Financial Times reports the figure, which includes a write-down in the value of its exploration assets, was better than the US$6.8bn loss analysts had forecast.

Mr Looney has vowed to “transform” BP into a net zero emissions company, with the new chief warning that the pandemic has injected greater urgency into efforts to prepare it for the transition to an era of cleaner energy.

The group is cutting 10,000 jobs and today said it expects restructuring costs of around US$1.5bn in 2020.

As part of a strategic overhaul, BP intends to increase its annual investment in low-carbon technologies 10-fold, boost renewable power generation 20-fold while shrinking its oil and gas production by 40 per cent from last year’s levels.

It plans to cut emissions from its operations by as much as a third and will invest in renewable power, hydrogen and carbon capture technologies.

“This strategic shift is encouraging,” said Stuart Joyner, an analyst at Redburn.

“Much more clarity, apparently not sacrificing returns and making proper progress towards pleasing ESG [Environmental, Social, and Governance] investors.”

BP described the dividend cut as a rebasing of the payout to a more “resilient” level and that it will remain fixed there, subject to board approval.

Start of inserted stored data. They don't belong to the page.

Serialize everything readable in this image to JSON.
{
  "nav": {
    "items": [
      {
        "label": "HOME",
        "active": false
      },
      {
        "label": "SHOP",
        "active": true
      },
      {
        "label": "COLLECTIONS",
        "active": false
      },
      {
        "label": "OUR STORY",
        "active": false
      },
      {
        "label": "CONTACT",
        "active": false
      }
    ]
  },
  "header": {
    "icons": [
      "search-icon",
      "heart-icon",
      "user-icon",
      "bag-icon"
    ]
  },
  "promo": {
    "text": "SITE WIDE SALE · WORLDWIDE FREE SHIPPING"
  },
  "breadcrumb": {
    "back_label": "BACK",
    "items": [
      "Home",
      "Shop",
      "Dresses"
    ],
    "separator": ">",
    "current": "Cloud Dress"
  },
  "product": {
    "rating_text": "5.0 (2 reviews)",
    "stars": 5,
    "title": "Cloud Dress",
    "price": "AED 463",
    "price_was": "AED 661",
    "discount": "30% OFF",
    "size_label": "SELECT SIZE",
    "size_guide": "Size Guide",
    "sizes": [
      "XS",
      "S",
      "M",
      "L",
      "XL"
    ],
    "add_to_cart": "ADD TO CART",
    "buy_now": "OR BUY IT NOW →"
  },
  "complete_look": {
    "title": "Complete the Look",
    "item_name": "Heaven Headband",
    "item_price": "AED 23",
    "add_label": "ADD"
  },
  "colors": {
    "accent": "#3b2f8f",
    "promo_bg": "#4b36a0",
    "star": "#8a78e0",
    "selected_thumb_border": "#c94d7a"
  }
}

The company said, however, it will commit to returning at least 60 per cent of surplus cash through share buybacks once its net debt falls to US$35bn.

For the quarter, BP’s reported loss was US$16.8bn, including non-cash impairments stemming from a cut to its long-term forecast for oil prices, compared with a profit of US$1.8bn a year ago.

The quarterly loss is the biggest since the group took charges related to the Deepwater Horizon disaster.

Even as it shrinks its oil and gas businesses, the bulk of BP’s capital spending over the next few years, at around US$14bn-US$16bn, will still be focused on them.

“It is simply not possible to transform a company that is 110-years-old by??shutting off the taps in one area and simply pivoting 100 per cent into the new,” Mr Looney told reporters.

“This is about making sure we can continue to generate the cash flows from that base business that provides the fuel that is necessary to enable the transformation,” he added.